Living the Ascension

Thursday of this week was Ascension Day, the day we mark the Ascension of the Risen Christ to the Godhead. This Sunday is known as the Sunday after Ascension. The churches celebration of the Ascension is based entirely on the Book of Acts. The gospels either don’t talk about it or have it on Easter Day. So, how does the Ascension change our present and shape how we live our lives?

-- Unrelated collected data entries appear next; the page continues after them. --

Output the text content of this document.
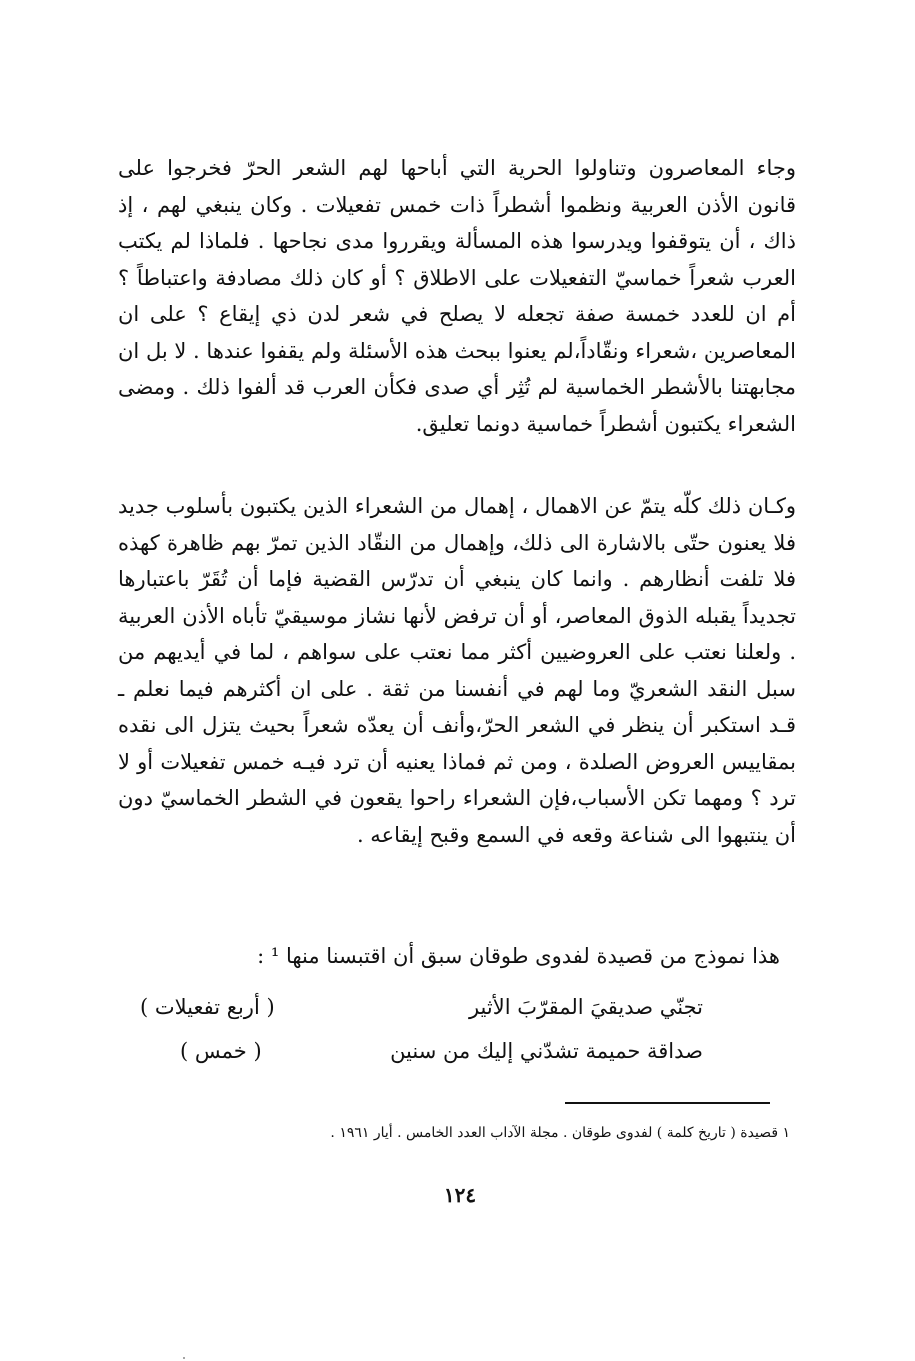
وجاء المعاصرون وتناولوا الحرية التي أباحها لهم الشعر الحرّ فخرجوا على قانون الأذن العربية ونظموا أشطراً ذات خمس تفعيلات . وكان ينبغي لهم ، إذ ذاك ، أن يتوقفوا ويدرسوا هذه المسألة ويقرروا مدى نجاحها . فلماذا لم يكتب العرب شعراً خماسيّ التفعيلات على الاطلاق ؟ أو كان ذلك مصادفة واعتباطاً ؟ أم ان للعدد خمسة صفة تجعله لا يصلح في شعر لدن ذي إيقاع ؟ على ان المعاصرين ،شعراء ونقّاداً،لم يعنوا ببحث هذه الأسئلة ولم يقفوا عندها . لا بل ان مجابهتنا بالأشطر الخماسية لم تُثِر أي صدى فكأن العرب قد ألفوا ذلك . ومضى الشعراء يكتبون أشطراً خماسية دونما تعليق.

وكـان ذلك كلّه يتمّ عن الاهمال ، إهمال من الشعراء الذين يكتبون بأسلوب جديد فلا يعنون حتّى بالاشارة الى ذلك، وإهمال من النقّاد الذين تمرّ بهم ظاهرة كهذه فلا تلفت أنظارهم . وانما كان ينبغي أن تدرّس القضية فإما أن تُقَرّ باعتبارها تجديداً يقبله الذوق المعاصر، أو أن ترفض لأنها نشاز موسيقيّ تأباه الأذن العربية . ولعلنا نعتب على العروضيين أكثر مما نعتب على سواهم ، لما في أيديهم من سبل النقد الشعريّ وما لهم في أنفسنا من ثقة . على ان أكثرهم فيما نعلم ـ قـد استكبر أن ينظر في الشعر الحرّ،وأنف أن يعدّه شعراً بحيث يتزل الى نقده بمقاييس العروض الصلدة ، ومن ثم فماذا يعنيه أن ترد فيـه خمس تفعيلات أو لا ترد ؟ ومهما تكن الأسباب،فإن الشعراء راحوا يقعون في الشطر الخماسيّ دون أن ينتبهوا الى شناعة وقعه في السمع وقبح إيقاعه .

هذا نموذج من قصيدة لفدوى طوقان سبق أن اقتبسنا منها ¹ :

تجنّي صديقيَ المقرّبَ الأثير
( أربع تفعيلات )
صداقة حميمة تشدّني إليك من سنين
( خمس )
١ قصيدة ( تاريخ كلمة ) لفدوى طوقان . مجلة الآداب العدد الخامس . أيار ١٩٦١ .
١٢٤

As I have said before, the Gospels were written in many ways to teach that in Jesus we meet God. That means our understanding of the nature of God should be shaped by Jesus’ life, ministry and death. The resurrection acts as God’s big tick to all that Jesus’ life, ministry and death reveals about God, and that the world may know that every soul and all creation has come from and has a place in the creative love of God.  Resurrection affirms the crucifixion as the door into the heart of God,  and with the Ascension declares that the risen Christ is no longer confined to one place and one time, but is now present in all creation and all time. Because of the Ascension we are invited to look for signs of the risen Christ’s presence based on how Jesus the Christ presented in the gospels.

Ascension can also be seen as the other side of the Incarnation. In the Incarnation the divine mingles with the human and Jesus is understood as both fully human and fully divine. In the Ascension the resurrected Christ who is still both fully human and fully divine returns to the Godhead. Jesus’ humanity is not somehow left behind. Through the human risen and ascended Jesus we humans are folded into the divine.

As we finish this season of Easter and listen to Jesus praying for us, how does the resurrection and ascension change our present and shape how we live our lives? What has changed for us this Easter?